I've had a look through the must gather and can see that the termination handler did indeed fail to mark the machine. However, we have no logs (as the machine had gone), so nothing much to go on to debug this. Will have to see if we can come up with some way to reproduce this and gather logs at the same time.
I managed to spend some time to look into this one and reproduce. When a preemptible instance gets to 24 hours, GCP shuts it down, it doesn't terminate it. This means that you can, if you wanted to, restart the VM. Importantly, the preemptible event does not get sent to our termination handler, which means it doesn't mark the node for termination. I think the only way we are reliably going to be able to handle this is to have a system uptime check, and, if the machine has been up for 23:59, mark it as terminating, to get it to be replaced.
One suggestion that has come up before is a machine-recycler that deletes machines after X time. We could build some opt-in logic for MHC to automatically delete nodes after a certain time period. This would also be useful in the general case for non-spot instances.
Yeah that seems like a reasonable approach, means we don't have to run the thing on the node which is a nice benefit. We would only want to deploy this on GCP though, so would need to build that into MAO so it deploys the MHC only on GCP. Do you have any links for prior discussion around machine recyclers?

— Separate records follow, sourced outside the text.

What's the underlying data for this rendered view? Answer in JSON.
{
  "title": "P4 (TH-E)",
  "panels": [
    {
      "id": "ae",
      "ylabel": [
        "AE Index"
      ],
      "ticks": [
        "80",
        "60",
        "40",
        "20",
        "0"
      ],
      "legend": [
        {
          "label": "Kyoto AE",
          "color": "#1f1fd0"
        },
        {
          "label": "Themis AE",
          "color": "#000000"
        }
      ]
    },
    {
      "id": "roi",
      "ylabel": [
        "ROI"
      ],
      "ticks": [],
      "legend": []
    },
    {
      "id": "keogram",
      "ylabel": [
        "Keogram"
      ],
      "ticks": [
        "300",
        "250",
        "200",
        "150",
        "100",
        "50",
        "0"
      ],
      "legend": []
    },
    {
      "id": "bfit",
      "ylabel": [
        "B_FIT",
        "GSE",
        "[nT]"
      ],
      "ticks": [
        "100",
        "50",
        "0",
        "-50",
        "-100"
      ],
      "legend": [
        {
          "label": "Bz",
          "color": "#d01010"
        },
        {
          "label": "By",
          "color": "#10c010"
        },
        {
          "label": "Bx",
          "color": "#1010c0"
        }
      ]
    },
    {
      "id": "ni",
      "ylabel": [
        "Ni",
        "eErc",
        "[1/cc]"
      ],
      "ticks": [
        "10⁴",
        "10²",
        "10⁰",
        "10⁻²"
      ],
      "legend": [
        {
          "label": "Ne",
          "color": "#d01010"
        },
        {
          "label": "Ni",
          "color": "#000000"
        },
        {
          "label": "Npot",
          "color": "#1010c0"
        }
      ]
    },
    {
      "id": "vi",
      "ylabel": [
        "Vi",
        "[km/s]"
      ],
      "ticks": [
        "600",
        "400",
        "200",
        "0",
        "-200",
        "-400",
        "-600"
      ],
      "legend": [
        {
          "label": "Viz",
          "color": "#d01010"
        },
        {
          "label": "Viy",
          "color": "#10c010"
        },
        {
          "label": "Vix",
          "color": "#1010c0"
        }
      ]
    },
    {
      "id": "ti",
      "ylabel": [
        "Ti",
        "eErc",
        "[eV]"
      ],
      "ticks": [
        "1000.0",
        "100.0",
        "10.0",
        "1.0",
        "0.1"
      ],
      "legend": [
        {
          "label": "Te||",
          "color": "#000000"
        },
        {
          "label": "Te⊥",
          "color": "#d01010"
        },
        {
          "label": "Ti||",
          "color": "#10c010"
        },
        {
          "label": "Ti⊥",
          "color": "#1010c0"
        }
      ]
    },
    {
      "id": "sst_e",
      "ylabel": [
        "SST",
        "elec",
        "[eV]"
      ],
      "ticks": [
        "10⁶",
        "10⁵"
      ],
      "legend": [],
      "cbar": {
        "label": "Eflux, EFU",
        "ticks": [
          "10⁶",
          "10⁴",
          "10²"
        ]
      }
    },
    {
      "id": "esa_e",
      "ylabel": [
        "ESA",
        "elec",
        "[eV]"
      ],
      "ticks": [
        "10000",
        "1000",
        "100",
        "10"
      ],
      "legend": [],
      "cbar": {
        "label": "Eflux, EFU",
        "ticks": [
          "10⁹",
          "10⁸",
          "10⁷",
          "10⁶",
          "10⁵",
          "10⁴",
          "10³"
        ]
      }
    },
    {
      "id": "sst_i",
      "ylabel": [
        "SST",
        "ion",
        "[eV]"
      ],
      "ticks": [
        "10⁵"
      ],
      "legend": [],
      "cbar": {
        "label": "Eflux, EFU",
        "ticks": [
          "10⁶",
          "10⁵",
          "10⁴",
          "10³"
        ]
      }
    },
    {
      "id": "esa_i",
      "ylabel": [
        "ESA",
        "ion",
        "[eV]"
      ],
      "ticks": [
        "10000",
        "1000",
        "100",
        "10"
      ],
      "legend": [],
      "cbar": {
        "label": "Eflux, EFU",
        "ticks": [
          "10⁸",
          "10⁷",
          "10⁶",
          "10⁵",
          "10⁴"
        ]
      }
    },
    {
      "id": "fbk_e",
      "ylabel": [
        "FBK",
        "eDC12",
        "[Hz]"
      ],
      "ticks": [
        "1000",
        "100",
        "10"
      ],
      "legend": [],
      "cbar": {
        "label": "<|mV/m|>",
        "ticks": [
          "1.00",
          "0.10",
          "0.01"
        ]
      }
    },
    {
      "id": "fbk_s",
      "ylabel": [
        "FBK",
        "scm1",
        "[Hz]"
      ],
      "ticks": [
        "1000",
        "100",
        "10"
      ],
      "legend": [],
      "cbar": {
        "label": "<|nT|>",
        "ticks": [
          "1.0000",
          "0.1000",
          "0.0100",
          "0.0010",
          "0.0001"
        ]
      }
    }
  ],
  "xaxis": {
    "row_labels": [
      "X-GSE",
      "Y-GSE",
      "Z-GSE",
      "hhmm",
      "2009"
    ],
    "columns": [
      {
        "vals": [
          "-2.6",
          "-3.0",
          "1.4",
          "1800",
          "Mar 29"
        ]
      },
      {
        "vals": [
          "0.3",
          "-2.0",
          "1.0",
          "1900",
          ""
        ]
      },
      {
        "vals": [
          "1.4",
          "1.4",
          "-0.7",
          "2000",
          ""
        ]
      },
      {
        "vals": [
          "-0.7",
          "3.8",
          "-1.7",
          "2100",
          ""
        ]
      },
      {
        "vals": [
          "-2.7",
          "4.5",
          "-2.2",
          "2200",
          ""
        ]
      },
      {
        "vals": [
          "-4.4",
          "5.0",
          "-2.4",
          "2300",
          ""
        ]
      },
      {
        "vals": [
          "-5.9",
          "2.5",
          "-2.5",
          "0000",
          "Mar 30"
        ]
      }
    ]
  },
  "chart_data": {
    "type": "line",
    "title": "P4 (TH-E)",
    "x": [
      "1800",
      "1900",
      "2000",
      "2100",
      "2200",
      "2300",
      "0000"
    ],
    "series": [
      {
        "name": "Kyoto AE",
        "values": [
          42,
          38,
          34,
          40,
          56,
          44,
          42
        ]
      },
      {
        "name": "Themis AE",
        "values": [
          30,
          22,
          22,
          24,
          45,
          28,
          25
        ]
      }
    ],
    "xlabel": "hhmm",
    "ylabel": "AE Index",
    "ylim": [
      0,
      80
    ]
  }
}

Too long ago, I don't have any links to past discussions. This can be opt-in behavior which is strongly suggested for GCP users via documentation. We should have some amount of documentation for the specifics of these types of instances across the clouds we support. Some users might not care about this functionality at all since an instance getting interrupted is not a big deal to them, though if you want a replacement machine, this would be the best way IMO.
We need to come up with a proper solution for this, this isn't a bug, but rather a feature gap. We will track this now in https://issues.redhat.com/browse/OCPCLOUD-1177 and it will be prioritised with our other work.